Only one Goldman Sachs employee — a 28-year-old salesman named Fabrice Tourre — has been sued by the SEC for his role in a toxic mortgage-securities fraud case during the 2008 financial crisis. No criminal charges were filed.

“We were told by a lot of current and former Goldman people that there were a large team of people involved and in fact, since then many Goldman employees and former employees have told us that they were so surprised that only Fabrice was named,” says Story. “Fabrice himself thinks it was a little odd that he was the only one named. And we recently obtained the private reply that Fabrice sent to the SEC trying to convince them that he should not be the only one named. And in the reply, he laid out all kinds of people — six or seven other people — who were just as involved in all of the activities as he was.”

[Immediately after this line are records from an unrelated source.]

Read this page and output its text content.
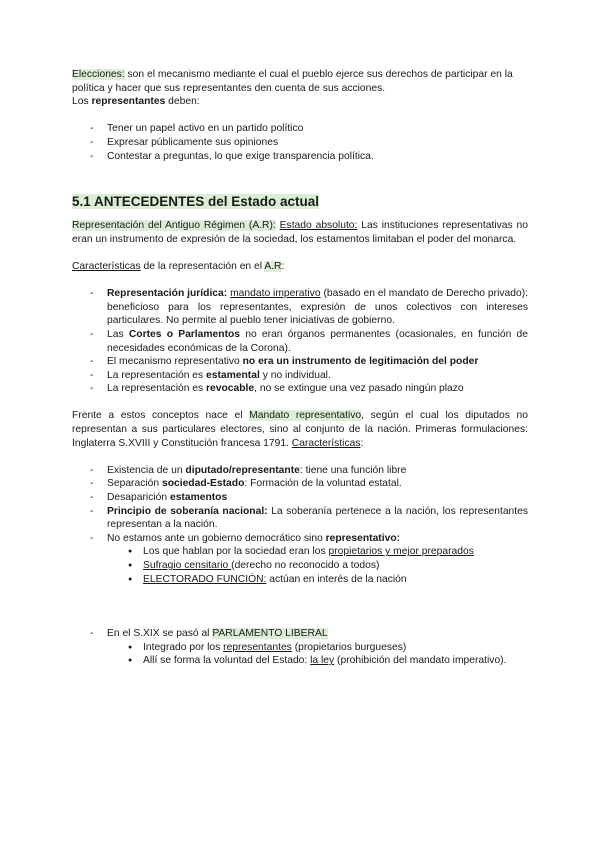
Elecciones: son el mecanismo mediante el cual el pueblo ejerce sus derechos de participar en la política y hacer que sus representantes den cuenta de sus acciones.
Los representantes deben:

- Tener un papel activo en un partido político
- Expresar públicamente sus opiniones
- Contestar a preguntas, lo que exige transparencia política.
5.1 ANTECEDENTES del Estado actual

Representación del Antiguo Régimen (A.R): Estado absoluto: Las instituciones representativas no eran un instrumento de expresión de la sociedad, los estamentos limitaban el poder del monarca.

Características de la representación en el A.R:

- Representación jurídica: mandato imperativo (basado en el mandato de Derecho privado): beneficioso para los representantes, expresión de unos colectivos con intereses particulares. No permite al pueblo tener iniciativas de gobierno.
- Las Cortes o Parlamentos no eran órganos permanentes (ocasionales, en función de necesidades económicas de la Corona).
- El mecanismo representativo no era un instrumento de legitimación del poder
- La representación es estamental y no individual.
- La representación es revocable, no se extingue una vez pasado ningún plazo

Frente a estos conceptos nace el Mandato representativo, según el cual los diputados no representan a sus particulares electores, sino al conjunto de la nación. Primeras formulaciones: Inglaterra S.XVIII y Constitución francesa 1791. Características:

- Existencia de un diputado/representante: tiene una función libre
- Separación sociedad-Estado: Formación de la voluntad estatal.
- Desaparición estamentos
- Principio de soberanía nacional: La soberanía pertenece a la nación, los representantes representan a la nación.
- No estamos ante un gobierno democrático sino representativo:
● Los que hablan por la sociedad eran los propietarios y mejor preparados
● Sufragio censitario (derecho no reconocido a todos)
● ELECTORADO FUNCIÓN: actúan en interés de la nación
- En el S.XIX se pasó al PARLAMENTO LIBERAL
● Integrado por los representantes (propietarios burgueses)
● Allí se forma la voluntad del Estado: la ley (prohibición del mandato imperativo).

Other SEC civil cases that have named individuals — as in the case of Countywide ex-CEO Angelo Mozilo, who allegedly profited from toxic mortgages while misleading investors about the risks and agreed to a $67.5 million settlement — have not resulted in criminal prosecutions.

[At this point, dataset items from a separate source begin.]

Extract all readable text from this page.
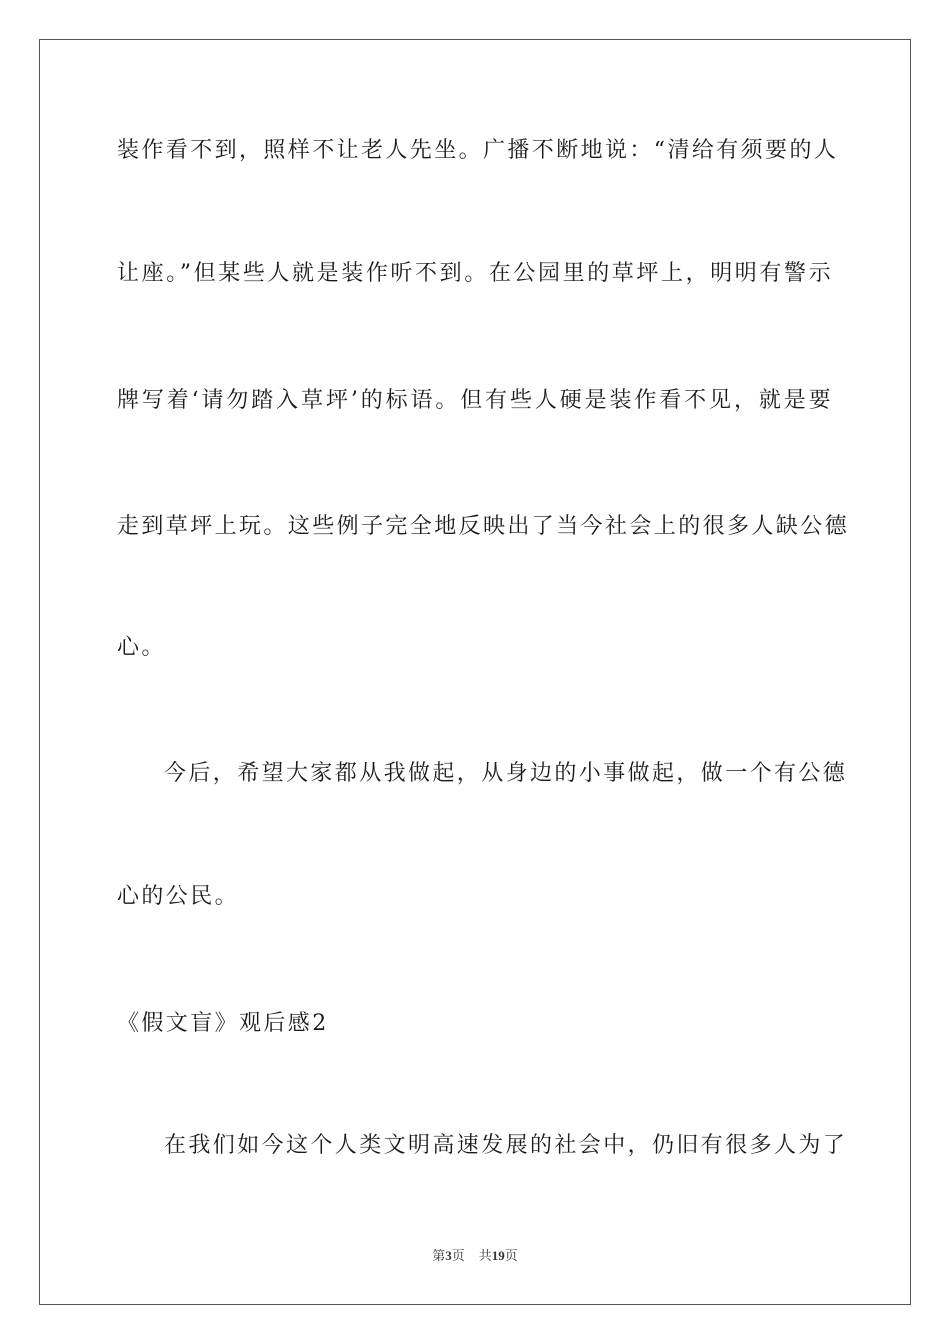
装作看不到，照样不让老人先坐。广播不断地说：“清给有须要的人
让座。”但某些人就是装作听不到。在公园里的草坪上，明明有警示
牌写着‘请勿踏入草坪’的标语。但有些人硬是装作看不见，就是要
走到草坪上玩。这些例子完全地反映出了当今社会上的很多人缺公德
心。
今后，希望大家都从我做起，从身边的小事做起，做一个有公德
心的公民。
《假文盲》观后感2
在我们如今这个人类文明高速发展的社会中，仍旧有很多人为了
第3页 共19页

Louise Story joined The New York Times in 2006. She covers Wall Street and finance, and was a finalist for the 2009 Pulitzer Prize in Public Service.

Interview Highlights

On the benefits of deferred prosecutions

“You can have really rough consequences if you indict a company. ... A lot of people say, ‘You shouldn’t indict a company because it can drive down the stock price, it can put a company out of business, it can make people lose their jobs.’ Another argument for deferred prosecution is that the government often enters into agreements with companies when they cooperate with the government and when they help the government find out what happened. But this is a practice that is becoming very common and is becoming criticized by some people who are long-time lawyers who used to be prosecutors. Those former prosecutors told us that relying on these companies for cooperation is not smart because you’re essentially outsourcing the investigation to the very company that is under suspicion.”

On bank regulators

“Bank regulators are supposed to focus on the safety and soundness of the markets and we were in a crisis [in 2008.] So that was a legitimate part of their role — to focus on the safety and soundness of the banks. But they also are supposed to do enforcement. And part of how you keep a market sound is if there’s someone who committed wrongdoing, you hold them accountable. And so, those goals came into conflict in 2008 and 2009. These regulators were divided. Not only did the Federal Reserve push to have the banks reimburse fewer customers so that billions of dollars would be saved for the banks, we also found out about a meeting where Timothy Geithner, who is now the Treasury Secretary but back then was the president of the New York Federal Reserve met with the attorney general of New York [in October 2008] and he expressed to him how nervous he was about the markets. And what I heard from a couple people who had heard about this meeting is that it made a big impression on the Attorney General that it wasn’t a good time to throw a bunch of subpoenas around. It was a really fragile time in the markets. So Geithner did not sit there and say ‘Oh you cannot bring cases.’ But he expressed a strong concern for the markets that really gives a slow down message.”

On SEC staffing

“There is a real concern that all of the new regulations that have passed related to the financial crisis will be very difficult to enforce and any wrongdoing that needs to be examined will also be difficult to look at because these agencies are so stretched for staffing.”

On the revolving door issue

“You’ve always seen on Capitol Hill, staffers who go in and out working for Senators and then working for lobbyists and then working for companies. You’re seeing it a lot at the DOJ. There was a time from 2002 until 2008 that financial-law businesses were booming and there were a lot of law firms hiring any prosecutor who had financial expertise and a lot of those prosecutors have gone back to government or cycled back out so the ties between the [legal] defense community and the DOJ have gotten particularly strong when it comes to financial sorts of cases.”